I see this dismissal as somewhat misleading. Gender can indeed be a social construct, as with those people who consider themselves bi-gender (or fluidly bi-gender) and take on sex roles, dress, and behaviors that have evolved in a social milieu. Thus a mixture of gender roles is not completely bogus, or “dreamt up by a few men in a basement.”
But what is NOT a “social construct of gender” is Tyson’s misleading statement that when a woman dons pants instead of a skirt, or puts on makeup, she is feeling more male than she would have otherwise. First of all, even if you take that seriously, it’s doesn’t show a spectrum of gender but a spectrum of sex. But if Tyson means gender here, as he surely does, he’s still wrong. If you ask a woman who puts on pants if she’s “feeling more male today,” she’d get angry. What would anger her is that a simple day-to-day choice of clothing somehow proves the existence of a spectrum of gender roles. The woman would, in all likelihood, say, “No, I don’t feel more male; I just thought that pants would be more comfortable today.” This conflation between changing your clothes and adornment and sliding along a “gender scale” is something Tyson needs to ponder, as he’s got it wrong.
The other problem with the Spectator article is this bit:
When the astrophysicist is not defending dangerous gender ideologies, he can be found passionately defending Covid-related measures, including mandatory vaccines and masks. During a fiery debate with Patrick Bet-David, when the host asked if mandatory vaccinations were a problem, deGrasse Tyson spoke about a “public health contract” that American citizens had signed “implicitly.” Many readers will say that they never remember signing such a contract. That’s because you never signed it. When PBD said that many Americans were basically forced to take vaccines to keep their jobs, even though many of them didn’t want to, the science-loving author responded with a nonchalant shrug of the shoulders. My point here is not to demonize vaccines. It’s that people should have a right to choose what they put in their bodies. Dr. deGrasse Tyson appears to think otherwise.
I’m not going to get into the masks issue, as it’s complicated and the efficacy of a mask depends on the kind of mask you’re using. But what I will maintain is that the authorities have a right to require one to get vaccinated (or removed from society) if there’s a deadly disease afoot that the vaccination or sequestration can prevent. And that was the case in the first days of covid. No, there’s no contract here, no “democratic resolution”. In such cases the authorities have to act unilaterally if there’s enough evidence—as there was for covid—that a public-health crisis is imminent.

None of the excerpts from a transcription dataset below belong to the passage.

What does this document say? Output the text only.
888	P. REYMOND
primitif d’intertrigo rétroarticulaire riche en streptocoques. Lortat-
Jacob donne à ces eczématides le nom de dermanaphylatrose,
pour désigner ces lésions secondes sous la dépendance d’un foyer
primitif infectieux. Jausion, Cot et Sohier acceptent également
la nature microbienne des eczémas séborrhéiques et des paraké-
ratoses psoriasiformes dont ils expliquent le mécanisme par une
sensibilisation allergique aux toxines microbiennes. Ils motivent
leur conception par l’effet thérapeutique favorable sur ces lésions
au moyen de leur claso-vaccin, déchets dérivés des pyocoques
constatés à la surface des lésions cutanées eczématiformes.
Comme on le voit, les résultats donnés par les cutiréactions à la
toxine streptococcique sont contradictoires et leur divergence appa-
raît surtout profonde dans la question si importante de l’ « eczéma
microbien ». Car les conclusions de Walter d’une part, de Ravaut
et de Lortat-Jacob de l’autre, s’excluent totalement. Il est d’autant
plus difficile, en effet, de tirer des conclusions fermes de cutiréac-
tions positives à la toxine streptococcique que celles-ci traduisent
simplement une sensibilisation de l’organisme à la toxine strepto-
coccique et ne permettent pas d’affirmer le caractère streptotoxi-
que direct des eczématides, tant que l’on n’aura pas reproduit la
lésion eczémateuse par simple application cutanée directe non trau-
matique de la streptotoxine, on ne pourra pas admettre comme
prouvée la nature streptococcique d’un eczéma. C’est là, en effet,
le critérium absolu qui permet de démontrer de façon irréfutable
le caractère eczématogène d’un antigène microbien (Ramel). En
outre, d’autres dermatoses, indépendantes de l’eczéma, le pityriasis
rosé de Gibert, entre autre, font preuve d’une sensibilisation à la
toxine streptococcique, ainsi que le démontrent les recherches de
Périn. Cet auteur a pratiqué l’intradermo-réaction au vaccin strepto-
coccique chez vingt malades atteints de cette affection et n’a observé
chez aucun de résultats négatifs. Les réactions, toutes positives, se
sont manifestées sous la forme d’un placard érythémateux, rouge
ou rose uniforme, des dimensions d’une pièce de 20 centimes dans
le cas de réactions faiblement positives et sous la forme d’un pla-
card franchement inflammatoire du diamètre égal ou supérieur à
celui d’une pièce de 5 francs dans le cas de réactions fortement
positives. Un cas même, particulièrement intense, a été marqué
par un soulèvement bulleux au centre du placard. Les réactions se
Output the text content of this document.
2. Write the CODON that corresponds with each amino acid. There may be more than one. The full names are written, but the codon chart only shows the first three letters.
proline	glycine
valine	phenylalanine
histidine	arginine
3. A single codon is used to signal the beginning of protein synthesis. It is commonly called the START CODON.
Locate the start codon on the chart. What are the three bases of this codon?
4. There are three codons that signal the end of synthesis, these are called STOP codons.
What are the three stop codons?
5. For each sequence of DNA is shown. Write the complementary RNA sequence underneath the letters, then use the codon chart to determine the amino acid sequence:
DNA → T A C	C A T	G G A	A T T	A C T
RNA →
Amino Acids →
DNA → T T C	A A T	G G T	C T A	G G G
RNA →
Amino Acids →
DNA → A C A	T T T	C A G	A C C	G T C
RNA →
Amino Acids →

What the Spectator is evincing here is straight-out conservative anti-vaxism, and in this case Tyson is right and they’re wrong. People can indeed decide what to put in their bodies, but if what they do or don’t do affects the welfare of others, the authorities have the right to keep their choices from endangering others. If you don’t want to get vaccinated, you can’t go to work. Tellingly, it’s the law in most states that before a kid goes to public school, he or she must have several different accinations. That only makes sense. If the kid or kid’s parents decide they “have the right to decide what to put in their body,” and opt out of kids’ vaccinations, then fine: the kid doesn’t get to go to public school and cause an epidemic. This anti-vaxer attitude devalues the Spectator piece, and Tyson’s shrug of the shoulders is appropriate.
But Tyson should still chill out on matters of sex and gender.